Un mot de la race si dévouée des Clawbonny. Tous les membres âgés de cette grande famille vécurent et moururent à mon service, et je pourrais dire avec plus de raison, au leur. Mais le jeu des institutions humaines opère de manière à briser des liens plus étroits que ceux qui m’attachaient mes esclaves. Les pères conscrits de New-York avaient décidé depuis longtemps que l’esclavage serait aboli dans l’étendue de leur empire ; et les plus jeunes de mes nègres se retirèrent l’un après l’autre pour aller chercher fortune à New-York, ou dans quelque autre ville de l’État ; et il ne reste plus guère auprès de moi que Neb, sa femme, et leurs descendants immédiats, ceux-ci ayant reçu de leurs parents des exemples et des conseils qui les mettent en garde contre les innovations d’un état de société si mobile. Pour eux Clawbonny est toujours Clawbonny ; et moi et les miens nous sommes toujours une race à part dans leurs idées. J’avais donné à Neb et à Chloé, le jour même de leur mariage, l’acte que j’avais dressé de leur affranchissement, et par lequel je déchargeais en même temps leur postérité des vingt-huit ans ou des vingt-cinq ans de services que les enfants me devaient, suivant leur sexe. La loi n’avait pas encore prononcé l’affranchissement général et sans condition. Neb mit cet acte dans le fond de sa tabatière, ne voulant point paraître faire fi de ce que je lui donnais ; et je l’y vis par hasard, dix-sept ans après, réduit presque en poussière : personne ne l’avait ouvert dans tout cet espace de temps.

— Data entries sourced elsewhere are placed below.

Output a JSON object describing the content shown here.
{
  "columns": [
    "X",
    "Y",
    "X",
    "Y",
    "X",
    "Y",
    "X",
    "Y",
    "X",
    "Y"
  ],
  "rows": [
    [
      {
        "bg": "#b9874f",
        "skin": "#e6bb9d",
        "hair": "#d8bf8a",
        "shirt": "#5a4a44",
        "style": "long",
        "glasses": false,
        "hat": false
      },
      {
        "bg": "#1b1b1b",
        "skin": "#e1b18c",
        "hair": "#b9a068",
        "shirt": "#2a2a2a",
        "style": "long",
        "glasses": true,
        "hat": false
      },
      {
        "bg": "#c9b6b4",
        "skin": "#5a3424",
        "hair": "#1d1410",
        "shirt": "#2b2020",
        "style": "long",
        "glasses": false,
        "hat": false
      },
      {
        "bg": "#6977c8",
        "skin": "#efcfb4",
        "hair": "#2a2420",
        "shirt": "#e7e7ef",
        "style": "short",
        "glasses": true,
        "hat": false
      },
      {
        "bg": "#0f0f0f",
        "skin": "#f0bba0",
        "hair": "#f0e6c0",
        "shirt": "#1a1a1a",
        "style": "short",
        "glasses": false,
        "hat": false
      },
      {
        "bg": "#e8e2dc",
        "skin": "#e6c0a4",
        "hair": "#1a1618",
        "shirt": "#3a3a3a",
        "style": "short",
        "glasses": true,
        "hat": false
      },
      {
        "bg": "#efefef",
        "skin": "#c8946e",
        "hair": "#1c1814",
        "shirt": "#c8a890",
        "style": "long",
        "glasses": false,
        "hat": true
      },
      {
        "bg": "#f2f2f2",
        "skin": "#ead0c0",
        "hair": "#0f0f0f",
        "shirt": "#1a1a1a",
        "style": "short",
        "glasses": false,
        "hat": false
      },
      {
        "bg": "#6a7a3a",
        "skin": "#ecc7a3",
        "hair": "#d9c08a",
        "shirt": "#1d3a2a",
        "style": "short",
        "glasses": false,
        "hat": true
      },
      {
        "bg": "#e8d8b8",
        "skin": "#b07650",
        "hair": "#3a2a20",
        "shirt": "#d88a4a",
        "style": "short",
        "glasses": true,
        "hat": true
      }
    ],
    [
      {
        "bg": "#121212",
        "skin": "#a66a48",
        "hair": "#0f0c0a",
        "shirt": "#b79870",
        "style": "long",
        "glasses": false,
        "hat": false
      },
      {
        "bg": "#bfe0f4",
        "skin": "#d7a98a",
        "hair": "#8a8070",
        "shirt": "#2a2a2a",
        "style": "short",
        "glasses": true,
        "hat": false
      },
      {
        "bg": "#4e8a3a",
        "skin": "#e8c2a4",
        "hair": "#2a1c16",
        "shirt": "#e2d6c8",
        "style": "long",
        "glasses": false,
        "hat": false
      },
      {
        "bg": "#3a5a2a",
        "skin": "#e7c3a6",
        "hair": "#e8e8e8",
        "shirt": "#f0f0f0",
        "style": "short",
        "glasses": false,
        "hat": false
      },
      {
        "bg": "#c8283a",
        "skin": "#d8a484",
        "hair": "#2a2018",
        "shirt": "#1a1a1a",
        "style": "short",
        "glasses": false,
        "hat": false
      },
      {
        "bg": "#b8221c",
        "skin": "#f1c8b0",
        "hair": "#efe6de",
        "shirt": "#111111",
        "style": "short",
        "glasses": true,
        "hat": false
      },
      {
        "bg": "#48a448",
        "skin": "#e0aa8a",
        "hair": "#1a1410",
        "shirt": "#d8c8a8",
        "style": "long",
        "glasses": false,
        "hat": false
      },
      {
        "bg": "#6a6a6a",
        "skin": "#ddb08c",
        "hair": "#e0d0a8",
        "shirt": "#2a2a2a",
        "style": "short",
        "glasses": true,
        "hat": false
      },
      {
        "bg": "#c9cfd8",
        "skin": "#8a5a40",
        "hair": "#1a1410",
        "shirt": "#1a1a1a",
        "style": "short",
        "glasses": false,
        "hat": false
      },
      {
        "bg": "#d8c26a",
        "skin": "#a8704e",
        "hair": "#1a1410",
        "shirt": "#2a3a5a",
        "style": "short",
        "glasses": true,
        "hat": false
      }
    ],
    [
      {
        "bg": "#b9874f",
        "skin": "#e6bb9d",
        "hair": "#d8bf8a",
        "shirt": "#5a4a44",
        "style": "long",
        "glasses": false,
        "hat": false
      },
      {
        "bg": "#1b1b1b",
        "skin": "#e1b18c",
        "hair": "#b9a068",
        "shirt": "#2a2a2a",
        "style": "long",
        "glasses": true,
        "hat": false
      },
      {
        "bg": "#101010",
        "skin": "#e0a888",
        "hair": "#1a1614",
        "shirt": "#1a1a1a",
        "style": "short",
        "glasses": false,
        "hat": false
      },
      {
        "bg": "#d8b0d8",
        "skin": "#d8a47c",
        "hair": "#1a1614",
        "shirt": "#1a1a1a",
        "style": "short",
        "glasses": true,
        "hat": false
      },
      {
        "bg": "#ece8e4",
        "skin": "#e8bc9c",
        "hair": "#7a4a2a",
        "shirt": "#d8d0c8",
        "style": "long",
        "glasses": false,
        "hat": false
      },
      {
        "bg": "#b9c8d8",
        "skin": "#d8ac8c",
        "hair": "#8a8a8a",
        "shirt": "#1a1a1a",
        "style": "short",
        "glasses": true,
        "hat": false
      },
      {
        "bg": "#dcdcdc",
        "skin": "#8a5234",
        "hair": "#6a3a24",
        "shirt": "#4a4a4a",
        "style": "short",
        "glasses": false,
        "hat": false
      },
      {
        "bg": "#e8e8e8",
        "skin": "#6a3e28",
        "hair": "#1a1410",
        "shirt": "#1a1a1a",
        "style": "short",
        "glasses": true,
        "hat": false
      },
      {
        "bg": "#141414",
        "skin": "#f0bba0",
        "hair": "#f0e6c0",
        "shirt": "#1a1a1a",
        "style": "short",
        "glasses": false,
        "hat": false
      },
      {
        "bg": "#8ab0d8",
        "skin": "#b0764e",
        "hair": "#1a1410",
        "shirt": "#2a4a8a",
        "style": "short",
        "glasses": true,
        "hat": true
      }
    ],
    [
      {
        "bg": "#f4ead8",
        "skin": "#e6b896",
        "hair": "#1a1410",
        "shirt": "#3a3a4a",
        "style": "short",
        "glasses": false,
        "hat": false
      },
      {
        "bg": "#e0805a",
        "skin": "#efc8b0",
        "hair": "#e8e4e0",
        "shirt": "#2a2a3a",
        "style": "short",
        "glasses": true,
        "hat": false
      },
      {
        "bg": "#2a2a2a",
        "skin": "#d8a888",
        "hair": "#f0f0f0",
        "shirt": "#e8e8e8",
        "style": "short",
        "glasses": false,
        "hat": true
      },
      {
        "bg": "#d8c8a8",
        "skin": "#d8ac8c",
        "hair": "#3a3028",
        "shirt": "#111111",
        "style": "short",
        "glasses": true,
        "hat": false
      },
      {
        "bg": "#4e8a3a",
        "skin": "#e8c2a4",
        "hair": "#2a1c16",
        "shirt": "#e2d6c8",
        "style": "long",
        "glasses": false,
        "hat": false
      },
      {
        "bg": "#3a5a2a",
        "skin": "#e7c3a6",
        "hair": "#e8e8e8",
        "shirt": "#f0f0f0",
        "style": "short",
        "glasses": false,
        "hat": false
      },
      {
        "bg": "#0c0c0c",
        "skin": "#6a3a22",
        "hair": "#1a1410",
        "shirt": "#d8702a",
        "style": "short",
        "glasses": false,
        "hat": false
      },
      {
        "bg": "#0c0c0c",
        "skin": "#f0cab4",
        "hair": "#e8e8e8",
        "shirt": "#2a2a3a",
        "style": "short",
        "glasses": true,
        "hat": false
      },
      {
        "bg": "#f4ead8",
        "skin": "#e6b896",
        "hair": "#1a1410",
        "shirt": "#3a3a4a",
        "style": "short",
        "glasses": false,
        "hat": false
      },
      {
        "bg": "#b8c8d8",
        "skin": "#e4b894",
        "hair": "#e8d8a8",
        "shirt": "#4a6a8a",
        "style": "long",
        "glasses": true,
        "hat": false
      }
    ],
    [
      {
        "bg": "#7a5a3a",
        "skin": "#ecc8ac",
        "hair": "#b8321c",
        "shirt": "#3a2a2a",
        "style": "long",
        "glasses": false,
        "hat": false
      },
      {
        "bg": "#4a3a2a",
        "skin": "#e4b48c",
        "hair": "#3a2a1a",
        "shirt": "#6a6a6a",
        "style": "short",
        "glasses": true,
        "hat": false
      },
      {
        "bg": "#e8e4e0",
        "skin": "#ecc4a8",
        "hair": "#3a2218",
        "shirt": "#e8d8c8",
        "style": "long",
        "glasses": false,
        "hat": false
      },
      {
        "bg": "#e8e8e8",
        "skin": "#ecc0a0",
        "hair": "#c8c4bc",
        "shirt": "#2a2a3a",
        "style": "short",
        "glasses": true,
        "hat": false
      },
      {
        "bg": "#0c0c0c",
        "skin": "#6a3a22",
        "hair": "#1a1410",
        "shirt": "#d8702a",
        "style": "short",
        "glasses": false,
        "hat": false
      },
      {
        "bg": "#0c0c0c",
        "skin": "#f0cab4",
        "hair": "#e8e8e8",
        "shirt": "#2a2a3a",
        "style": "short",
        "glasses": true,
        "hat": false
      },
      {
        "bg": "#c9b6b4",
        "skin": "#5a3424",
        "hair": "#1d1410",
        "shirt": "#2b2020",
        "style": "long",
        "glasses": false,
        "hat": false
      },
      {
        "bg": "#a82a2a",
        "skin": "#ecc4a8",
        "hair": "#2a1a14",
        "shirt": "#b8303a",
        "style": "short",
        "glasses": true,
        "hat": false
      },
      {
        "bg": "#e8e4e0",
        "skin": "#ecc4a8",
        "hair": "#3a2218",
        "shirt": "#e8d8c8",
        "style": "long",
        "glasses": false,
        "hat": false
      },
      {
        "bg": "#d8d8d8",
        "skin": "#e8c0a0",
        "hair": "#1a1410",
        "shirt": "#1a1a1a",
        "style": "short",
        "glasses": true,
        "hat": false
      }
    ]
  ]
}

Je n’eus jamais qu’une seule conversation avec Neb ou avec sa femme au sujet des gages, et je découvris alors combien ce serait blesser le bon nègre que de le mettre sur le pied des domestiques de ma ferme ou de ma maison.

— Quoi moi avoir fait, maître, pour vous vouloir payer moi, comme un homme à gages ! dit Neb d’un ton moitié fâché, moitié chagrin. Moi être né dans la famille ; bon titre déjà ; et si d’autres être nécessaires, moi avoir accompagné maître dans son premier voyage, et dans tous les autres ensuite, dans tous !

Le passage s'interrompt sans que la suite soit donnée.